Through geometrical simulation, we evaluated the effect of rotational error in patient setup on geometrical coverage and calculated the maximum distance between the isocenter and target, where the clinical PTV margin secures geometrical coverage with a single-isocenter technique. We used simulated spherical GTVs with diameters of 1.0 (GTV 1), 1.5 (GTV 2), 2.0 (GTV 3), and 3.0cm (GTV 4). The location of the target center was set such that the distance between the target and isocenter ranged from 0 to 15cm. We created geometrical coverage vectors so that each target was entirely covered by 100% of the prescribed dose. The vectors of the target positions were simultaneously rotated within a range of 0°-2.0° around the x-, y-, and z-axes.
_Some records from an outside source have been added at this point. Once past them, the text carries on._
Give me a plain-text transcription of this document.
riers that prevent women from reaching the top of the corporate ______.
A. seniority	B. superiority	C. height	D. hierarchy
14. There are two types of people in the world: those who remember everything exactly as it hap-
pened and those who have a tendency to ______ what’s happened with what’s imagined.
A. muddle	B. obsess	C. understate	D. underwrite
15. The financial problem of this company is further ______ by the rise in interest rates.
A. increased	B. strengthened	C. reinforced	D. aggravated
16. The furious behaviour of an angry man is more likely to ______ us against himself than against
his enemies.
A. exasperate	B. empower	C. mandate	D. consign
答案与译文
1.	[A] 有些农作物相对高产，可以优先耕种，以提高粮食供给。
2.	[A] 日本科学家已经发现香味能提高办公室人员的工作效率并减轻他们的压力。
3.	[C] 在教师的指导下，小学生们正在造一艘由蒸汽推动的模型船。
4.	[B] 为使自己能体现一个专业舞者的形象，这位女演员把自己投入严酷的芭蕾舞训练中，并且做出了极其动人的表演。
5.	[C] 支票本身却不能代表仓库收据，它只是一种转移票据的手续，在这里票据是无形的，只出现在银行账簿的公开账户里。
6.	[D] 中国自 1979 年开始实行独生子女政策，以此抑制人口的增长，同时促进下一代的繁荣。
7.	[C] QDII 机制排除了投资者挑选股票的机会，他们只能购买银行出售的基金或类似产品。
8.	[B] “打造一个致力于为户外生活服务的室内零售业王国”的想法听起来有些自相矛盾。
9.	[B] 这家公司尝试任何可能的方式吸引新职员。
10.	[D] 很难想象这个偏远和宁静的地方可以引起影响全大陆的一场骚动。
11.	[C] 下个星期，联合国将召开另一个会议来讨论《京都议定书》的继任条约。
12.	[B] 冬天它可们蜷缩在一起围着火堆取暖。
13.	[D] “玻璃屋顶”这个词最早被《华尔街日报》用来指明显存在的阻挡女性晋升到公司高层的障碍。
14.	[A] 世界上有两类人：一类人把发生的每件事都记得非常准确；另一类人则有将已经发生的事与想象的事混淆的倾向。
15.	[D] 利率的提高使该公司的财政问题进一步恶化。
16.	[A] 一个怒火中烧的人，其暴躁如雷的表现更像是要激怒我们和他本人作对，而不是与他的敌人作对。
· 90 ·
For each rotational error, the reduction in geometrical coverage of the targets was calculated and compared with that obtained for a rotational error of 0°. The tolerance value of the geometrical coverage reduction was defined as 5% of the GTV. The maximum distance that satisfied the 5% tolerance value for different values of rotational error at a clinical PTV margin of 0.1cm was calculated. When the rotational errors were 0.5° for a 0.1cm PTV margin, the maximum distances were as follows: GTV 1: 7.6cm; GTV 2: 10.9cm; GTV 3: 14.3cm; and GTV 4: 21.4cm. It might be advisable to exclude targets that are > 7.6cm away from the isocenter with a single-isocenter technique to satisfy the tolerance value for all GTVs.